I am congratulating SEOmoz not only on their new office (which looks cool as poo).

But more for their new hires. I think one of the better moves they have made was to hire Jennifer.


Jennifer Lopez


I do not know the inner workings of SEOmoz, but I can confidently say that Jennifer is one of the more impressive people I have met and dealt with in the last few years (I don’t remember when we actually met, but as you all know I am usually drunk).

One of the first conversations about Jennifer I ever had was someone accusing me of “trying to steal her”. I sorta was. update: I was trying to “steal” her because she was a talented developer who understood stuff I was talking about. She was clearly a talent.


She really got what I was talking about when I talked (and for anyone who has ever talked to me you know that is a feat). Later, for another company I suggested we use her, and when I contacted her that time, she again understood what I wanted, and she provided a very professional outline for the project.

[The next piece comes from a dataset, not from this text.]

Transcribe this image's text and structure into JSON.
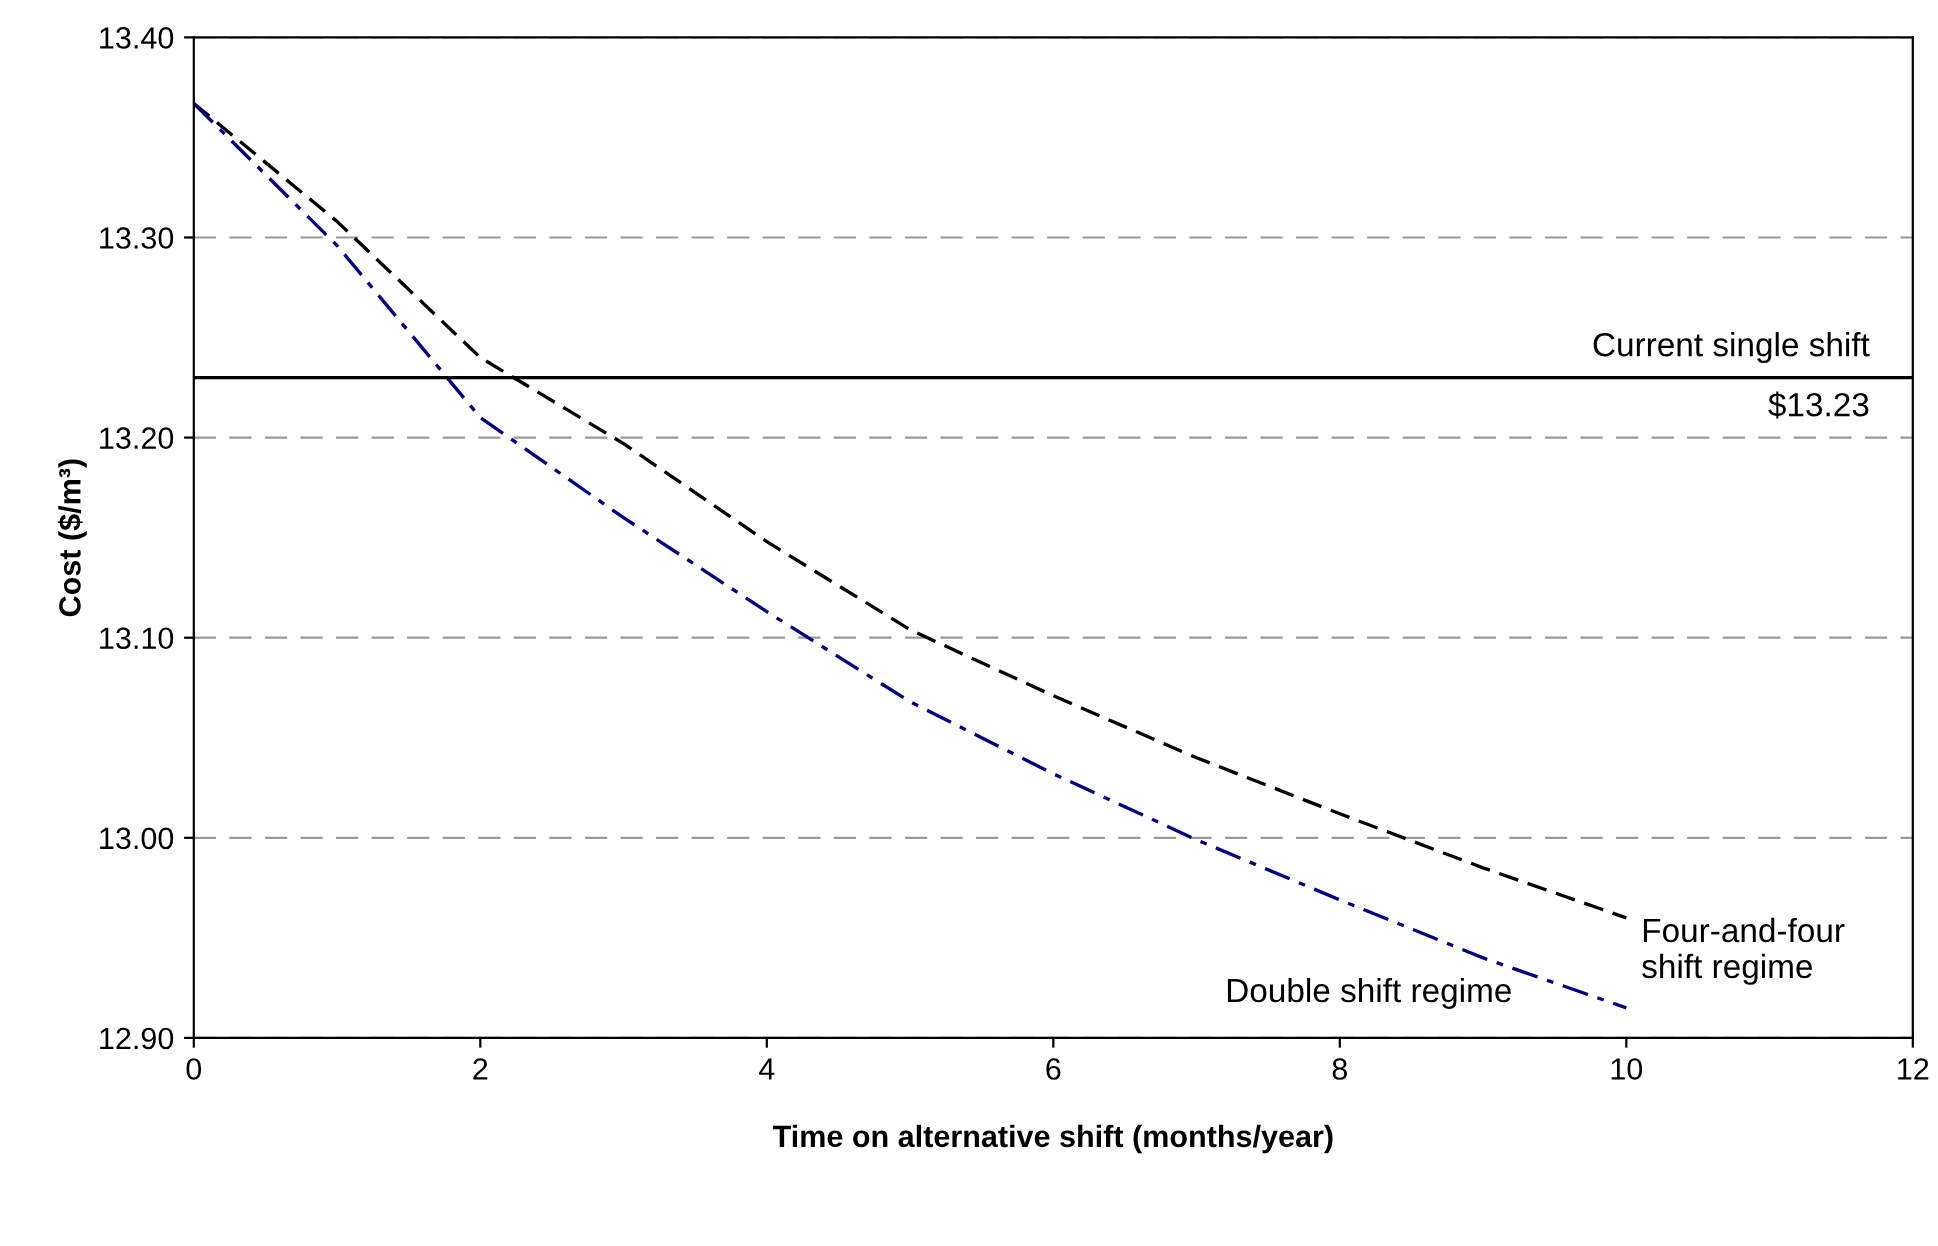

When she was applying for SEOmoz she asked if I would recommended her, well the truth was, I would have jumped through rings of fire for her to get that job. One of my happier moments was when I learned they had hired her.


Danny Dover


The other impressive person I have always admired is Danny Dover, who started writing great straightforward posts that in my opinion had been missing since Matt left. In addition to being smart and able, he also had the balls to accept my invitation to fly out to Arizona one time for a party where I was supposedly going to drink him under the table.


I didn’t, but in my defense I was drinking for hours before he showed up.


But the real point here is that Danny writes really useful stuff. I admire that.

Another wonderful new hire is Joanna Lord.


Joanna Lord



Joanna is like 27 times smarter that anyone talking to her realizes.


I am not sure what her role will end up being for SEOmoz, but if they are using her for their clients PPC then they are likely having some very happy clients.

I think nowadays it is alot more clear how talented she is because she has been speaking up a storm at conferences.


What a great addition to an already great staff.


Why am I writing This?


I used to be an avid contributor to SEOmoz and I stopped. I have to admit, as many of my contempories know and maybe feel themselves, there was a certain personality to SEOmoz a few years ago.


I had a comfort zone that included Rebecca, Matt, Scott, and Jane. They were a big part of why I was there. It was like a family to me.


Three of those people are now gone, but I really think it is time to take a second look at SEOmoz again, at least that is what I will be doing.

I hope others do too. It has always been a great community and it is chock full of great talent again.